D'abord, évidemment, il y a eu tout ses problèmes d'alcool qui ont commencé à se développer, mais comment lui en vouloir? Comment combattre la mort?

Je le voyais se décomposer jour après jour, en mangeant de moins en moins, en devenant de plus en plus silencieux.

Le silence, c'était devenu ma vie. J'étais emmurée dans une maison froide et distante, de temps en temps remuée par un père alcoolisé.
Je ne ressentais plus.
C'est comme lorsqu'on pince son bras anesthésié par une piqûre. Le bras ne sait pas qu'il est pincé par la main, la main sait qu'elle pince le bras et le cerveau est sur le moment incapable de distinguer les deux choses. Puis le sang revient et la peau pincée reprend des couleurs. Mais la sensibilité ne revient plus.

Qui m'aurait fait cette piqûre?
Moi-même parce que sans anesthésie je n'aurait même pas tenu le coup?

Papa devenait de plus en plus souvent soûl, puis dû à ça de plus en plus violent. Les bleus se déplaçaient tout le long de mes os. Des fois, c'était la clavicule. Des fois, le dos. Si j'avais de la chance, mon visage était épargné. Et mes jambes pouvaient reconstituer une galaxie d'étoiles et de planètes bleutées.

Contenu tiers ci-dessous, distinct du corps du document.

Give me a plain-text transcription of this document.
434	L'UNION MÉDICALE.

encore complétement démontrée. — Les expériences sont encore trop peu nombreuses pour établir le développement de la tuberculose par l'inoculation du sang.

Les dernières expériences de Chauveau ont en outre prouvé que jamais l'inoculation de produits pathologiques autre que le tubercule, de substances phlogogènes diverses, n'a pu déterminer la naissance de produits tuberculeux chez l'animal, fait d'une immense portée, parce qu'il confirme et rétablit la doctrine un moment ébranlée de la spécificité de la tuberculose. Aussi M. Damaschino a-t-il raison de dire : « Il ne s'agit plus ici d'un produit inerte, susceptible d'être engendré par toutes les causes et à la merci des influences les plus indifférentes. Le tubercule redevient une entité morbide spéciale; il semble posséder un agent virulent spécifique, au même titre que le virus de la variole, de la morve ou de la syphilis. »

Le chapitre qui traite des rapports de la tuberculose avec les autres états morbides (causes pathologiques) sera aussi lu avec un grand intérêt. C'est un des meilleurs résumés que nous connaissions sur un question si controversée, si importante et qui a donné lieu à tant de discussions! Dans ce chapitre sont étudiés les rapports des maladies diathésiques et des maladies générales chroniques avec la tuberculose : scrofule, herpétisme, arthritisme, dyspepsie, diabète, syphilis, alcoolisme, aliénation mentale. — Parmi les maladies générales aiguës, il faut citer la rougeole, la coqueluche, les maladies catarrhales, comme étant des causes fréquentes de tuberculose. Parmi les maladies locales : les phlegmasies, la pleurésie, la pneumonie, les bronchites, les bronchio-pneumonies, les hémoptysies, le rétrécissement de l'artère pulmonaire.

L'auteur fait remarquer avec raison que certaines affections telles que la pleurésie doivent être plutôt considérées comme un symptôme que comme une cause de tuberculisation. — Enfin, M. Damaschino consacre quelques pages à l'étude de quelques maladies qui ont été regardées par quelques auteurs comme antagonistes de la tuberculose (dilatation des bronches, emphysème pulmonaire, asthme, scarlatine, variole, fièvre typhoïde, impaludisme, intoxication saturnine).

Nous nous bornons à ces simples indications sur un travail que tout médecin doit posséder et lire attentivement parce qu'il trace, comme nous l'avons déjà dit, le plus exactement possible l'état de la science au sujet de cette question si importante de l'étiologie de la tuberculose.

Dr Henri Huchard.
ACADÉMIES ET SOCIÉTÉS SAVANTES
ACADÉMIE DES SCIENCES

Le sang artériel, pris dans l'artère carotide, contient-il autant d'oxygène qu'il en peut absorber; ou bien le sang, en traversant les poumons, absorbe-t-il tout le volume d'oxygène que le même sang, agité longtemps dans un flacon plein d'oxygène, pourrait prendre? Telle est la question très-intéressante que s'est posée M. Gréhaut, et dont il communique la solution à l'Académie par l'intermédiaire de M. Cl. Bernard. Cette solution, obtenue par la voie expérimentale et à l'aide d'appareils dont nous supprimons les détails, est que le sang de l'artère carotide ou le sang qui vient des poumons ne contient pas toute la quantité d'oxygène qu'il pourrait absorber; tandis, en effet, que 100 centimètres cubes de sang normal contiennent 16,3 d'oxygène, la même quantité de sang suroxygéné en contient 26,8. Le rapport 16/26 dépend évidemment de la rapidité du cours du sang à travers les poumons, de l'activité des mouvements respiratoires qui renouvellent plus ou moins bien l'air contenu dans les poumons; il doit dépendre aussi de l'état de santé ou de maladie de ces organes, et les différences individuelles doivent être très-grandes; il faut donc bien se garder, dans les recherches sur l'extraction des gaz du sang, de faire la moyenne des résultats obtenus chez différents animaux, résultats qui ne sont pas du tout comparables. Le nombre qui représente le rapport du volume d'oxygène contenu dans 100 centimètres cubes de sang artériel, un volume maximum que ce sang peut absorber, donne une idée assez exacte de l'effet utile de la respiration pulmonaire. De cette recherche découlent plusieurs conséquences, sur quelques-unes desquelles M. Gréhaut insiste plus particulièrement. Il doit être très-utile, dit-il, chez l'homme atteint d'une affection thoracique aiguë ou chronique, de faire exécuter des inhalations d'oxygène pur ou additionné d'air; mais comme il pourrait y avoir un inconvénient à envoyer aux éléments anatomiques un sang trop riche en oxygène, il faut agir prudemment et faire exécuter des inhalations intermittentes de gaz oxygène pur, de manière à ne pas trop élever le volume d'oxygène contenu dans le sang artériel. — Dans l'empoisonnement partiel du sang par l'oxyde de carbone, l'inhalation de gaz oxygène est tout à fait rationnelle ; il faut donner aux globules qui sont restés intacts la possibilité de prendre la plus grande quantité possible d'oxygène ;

Et puis un jour, j'ai vu papa assis sur le devant de la vitre sur le balcon. Je me suis approchée et assise en face de lui sur la table pour l'entendre exploser de chagrin. Sans le réconforter, je l'observais se décomposer petit bout par petit bout. Et puis il a murmuré entre deux sanglots "je vais me tirer une balle" et c'est à ce moment que j'ai compris qu'il n'allait vraiment pas bien.
Je n'ai rien dit, rien fait. Je l'ai écouté sangloter encore quelques minutes, puis je me suis levée et suis rentrée à l'intérieur.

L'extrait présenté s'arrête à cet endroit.